Neither The First Nor The Last Chili Cheese Fries of the Decade: Part Three of a Three-Part Chilogy
If it has not been said before this moment, I shall say to you now: Rosecrans Avenue through Hawthorne is the chili corridor of Los Angeles. Here, consumer chili-cheese confidence at some point over the course of the past few decades did peak at an all-time high, flatline, and remains there still, fluctuating plus-or-minus chili5% per annum. The intersection of Rosecrans and Hawthorne alone manages to sustain not one, but two full-sized Wienerschnitzels, believe it, their perimeter immediately surrounded by Piggies to the west, Cougars to the northwest, Chili King to the north, Fabulous Char-broiled due east and of course not forgetting the locale of, you heard it here, possibly the best burger in Los Angeles, B & R Burgers, even closer, east. But this grouping is merely the tip of the chili-and-cheese-coated iceberg; indeed, the list of atherosclerosis purveyors rivals even that of auto mechanics here in Lenawthorgundowood as it bleeds into Torrance and Gardena.
Consider the chili cheese fry platter as a meal in itself, and the sole the reason for my visit to Chili King Friday last, a nondescript shack in Lennox, both dwarfed by and servicing the needs of the car wash whose lot it shares. The cost of said meal (pictured, top): $3.25.
Within seconds of my approach I pick up on the probability that the tenders of said shack would rather be selling me pupusas or tamales on this day. Both delicacies are called out first, with largesse, on the wall’s menu, establishment nomenclature be damned. Still, cuisine bait-and-switch and brief language barriers dodged, my tinfoil-wrapped $3.25 chili-cheese fry platter arrives soon enough, and it is a not inconsiderable platter for the price, and I am eating and enjoying the music thumping out of the adjacent car wash. Jack-cheddar blended store-bought cheese melts before my eyes as I dig into a chili that has a certain funk about it: spices merge with the graininess meat can only attain once it’s been simmering longer than perhaps it should have. It’s a mysterious chili, any way you slice it. What precisely have they been throwing into that pot? This chili entices even while it eludes categorization; ’tis a murky, grainy affair. One thing is certain, however, and that is that regardless of what comprises it, this chili is also most certainly a stain-your-shirt type of affair. No doubts about it. Previously frozen thick-cut fries form a crunchy bed, one that softens over time underneath this goopy mess someplace, but I do not demerit Chili King’s frozen fry factor: unless you’re B & R (hand-sliced with skin-on), and few are, basically standard operating procedure in these woods.

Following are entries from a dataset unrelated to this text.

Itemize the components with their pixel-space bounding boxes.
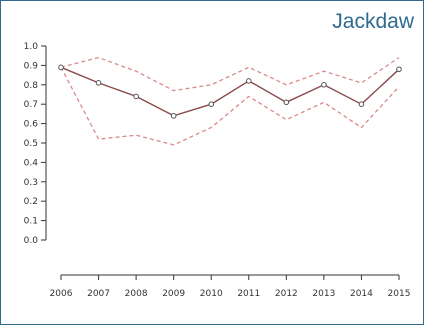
data-point	[283, 99, 290, 106]
series-line-upper	[60, 56, 400, 92]
x-tick-label: 2012	[275, 289, 298, 299]
series-line-lower	[60, 66, 400, 146]
data-point	[245, 78, 252, 84]
data-point	[133, 93, 139, 100]
data-point	[58, 64, 64, 71]
y-tick-label: 0.1	[24, 217, 38, 227]
y-tick-label: 0.6	[24, 120, 39, 130]
x-tick-label: 2006	[50, 289, 73, 299]
x-tick-label: 2013	[312, 289, 335, 299]
data-point	[321, 82, 327, 88]
y-tick-label: 0.5	[24, 139, 38, 149]
y-tick-label: 0.9	[24, 61, 39, 71]
x-tick-label: 2014	[350, 289, 373, 299]
x-tick-label: 2015	[388, 289, 411, 299]
chart-title: Jackdaw	[332, 10, 414, 33]
y-tick-label: 0.7	[24, 100, 38, 110]
y-tick-label: 0.3	[24, 178, 38, 188]
data-point	[95, 80, 102, 86]
data-point	[358, 101, 365, 107]
data-point	[208, 101, 215, 107]
x-tick-label: 2008	[125, 289, 148, 299]
x-tick-label: 2009	[162, 289, 185, 299]
y-tick-label: 0.0	[24, 236, 39, 246]
y-tick-label: 0.2	[24, 197, 38, 207]
y-tick-label: 0.4	[24, 158, 39, 168]
data-point	[396, 66, 402, 73]
series-line-estimate	[60, 66, 400, 117]
x-tick-label: 2011	[237, 289, 260, 299]
data-point	[170, 113, 177, 119]
x-tick-label: 2007	[87, 289, 110, 299]
y-tick-label: 1.0	[24, 42, 39, 52]
y-tick-label: 0.8	[24, 81, 39, 91]
x-tick-label: 2010	[200, 289, 223, 299]
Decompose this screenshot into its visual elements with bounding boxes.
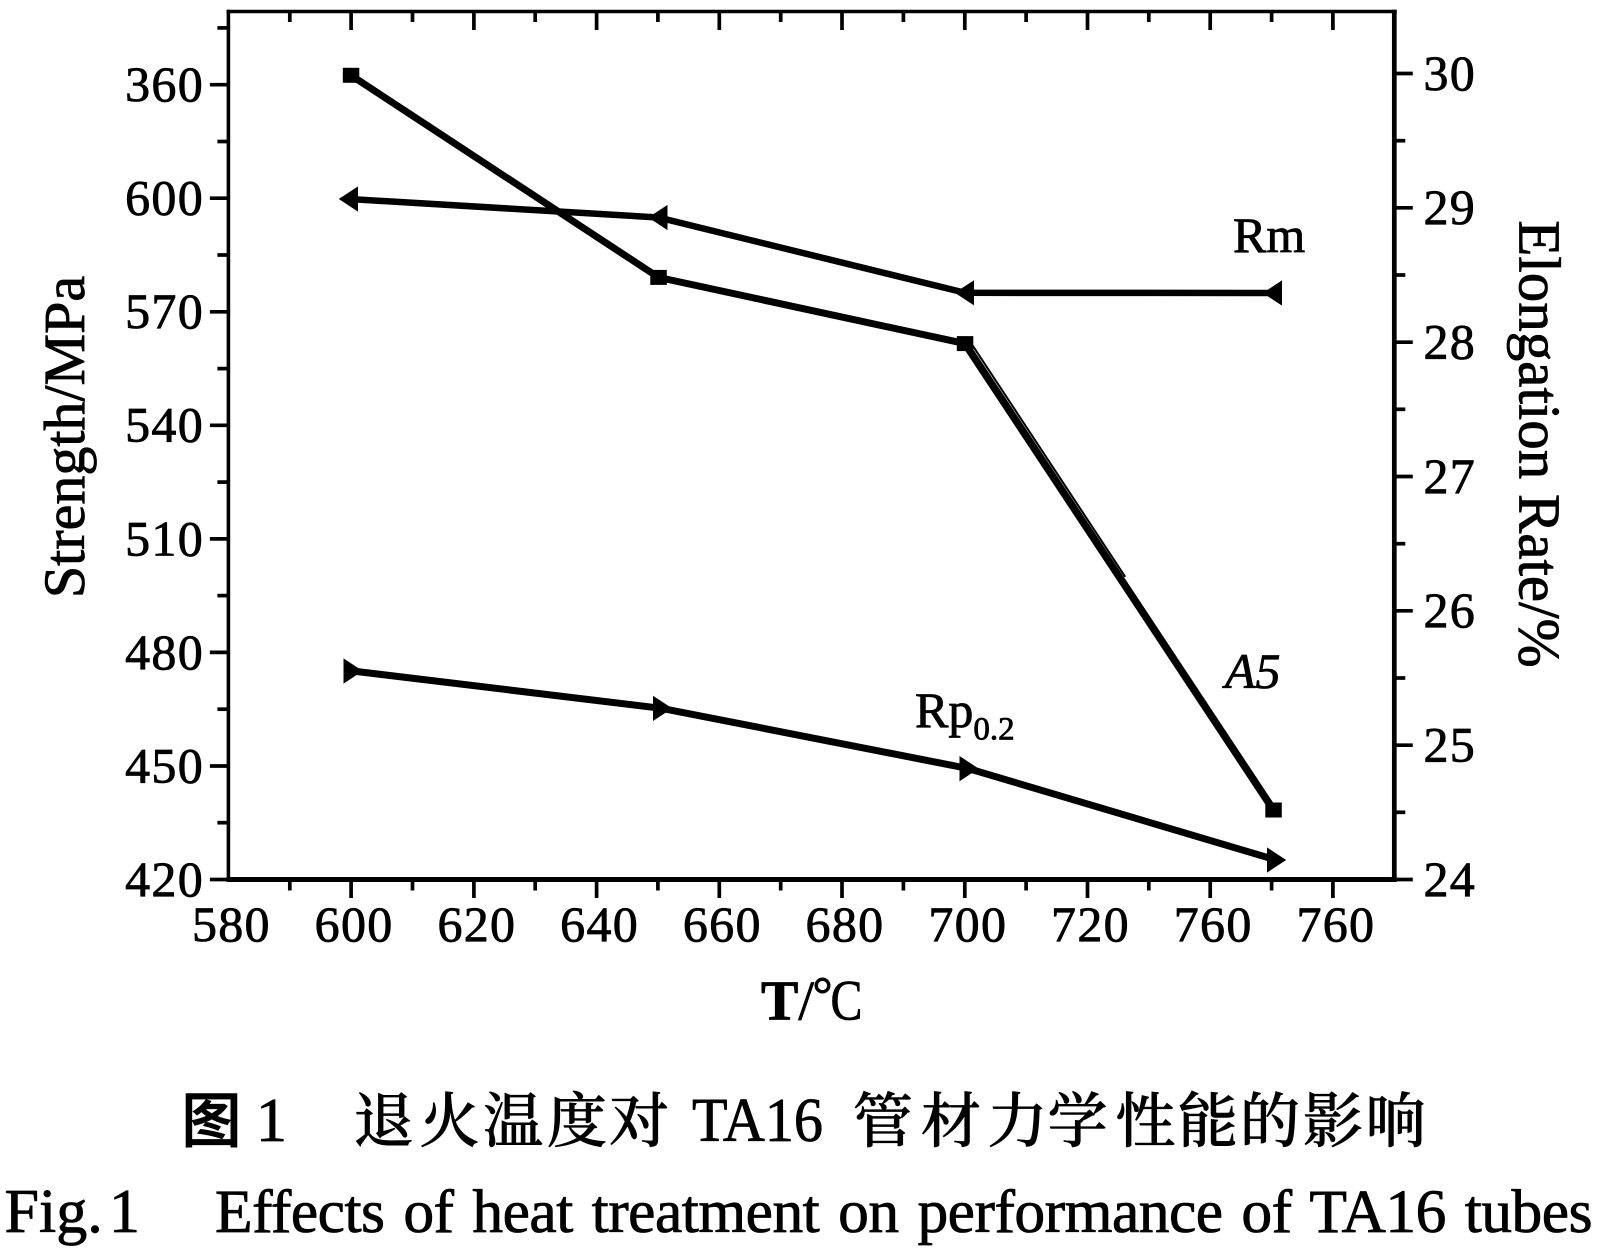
svg-text:510: 510 <box>125 510 204 566</box>
svg-text:570: 570 <box>125 283 204 339</box>
svg-text:760: 760 <box>1296 896 1375 952</box>
svg-text:600: 600 <box>125 170 204 226</box>
svg-text:620: 620 <box>437 896 516 952</box>
svg-text:580: 580 <box>192 896 271 952</box>
svg-text:27: 27 <box>1424 448 1477 504</box>
svg-text:Rp0.2: Rp0.2 <box>915 682 1015 748</box>
svg-text:720: 720 <box>1051 896 1130 952</box>
svg-text:1: 1 <box>256 1087 287 1155</box>
svg-text:360: 360 <box>125 56 204 112</box>
svg-text:1: 1 <box>109 1178 140 1246</box>
svg-text:29: 29 <box>1424 179 1477 235</box>
svg-text:Strength/MPa: Strength/MPa <box>32 276 97 598</box>
svg-text:TA16: TA16 <box>692 1087 823 1155</box>
svg-text:420: 420 <box>125 851 204 907</box>
svg-text:C: C <box>831 970 863 1033</box>
svg-text:680: 680 <box>806 896 885 952</box>
svg-text:28: 28 <box>1424 314 1477 370</box>
svg-text:660: 660 <box>683 896 762 952</box>
svg-text:600: 600 <box>315 896 394 952</box>
svg-text:26: 26 <box>1424 582 1477 638</box>
svg-text:A5: A5 <box>1222 643 1281 699</box>
svg-text:760: 760 <box>1174 896 1253 952</box>
svg-text:Elongation Rate/%: Elongation Rate/% <box>1507 220 1573 667</box>
svg-text:25: 25 <box>1424 717 1477 773</box>
svg-text:T/: T/ <box>761 971 814 1033</box>
svg-text:540: 540 <box>125 397 204 453</box>
svg-text:Rm: Rm <box>1233 207 1305 263</box>
svg-text:Fig.: Fig. <box>5 1178 103 1246</box>
svg-text:30: 30 <box>1424 45 1477 101</box>
svg-text:700: 700 <box>928 896 1007 952</box>
svg-text:Effects of heat treatment on p: Effects of heat treatment on performance… <box>215 1178 1593 1246</box>
svg-text:640: 640 <box>560 896 639 952</box>
svg-text:450: 450 <box>125 737 204 793</box>
svg-text:24: 24 <box>1424 851 1477 907</box>
svg-text:480: 480 <box>125 624 204 680</box>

Directly across the street, a jet flies over the downtrodden façade of an aptly-named strip club (Jet Strip; nice pun). Her presumably cool, glittery, dark, perhaps disgusting, sickeningly-sweet interior beckons to me now, but I have places to go; platters of chili to consider. Full dancer schedule, various dance prices and unnecessary interior descriptions available at http://www.jetstrip.com/ (I’m told).
10623 Hawthorne Blvd
Chili Corridor-adjacent; tell ’em Ryan sent you.
(They won’t know what the hell you are talking about; still, tell ’em.)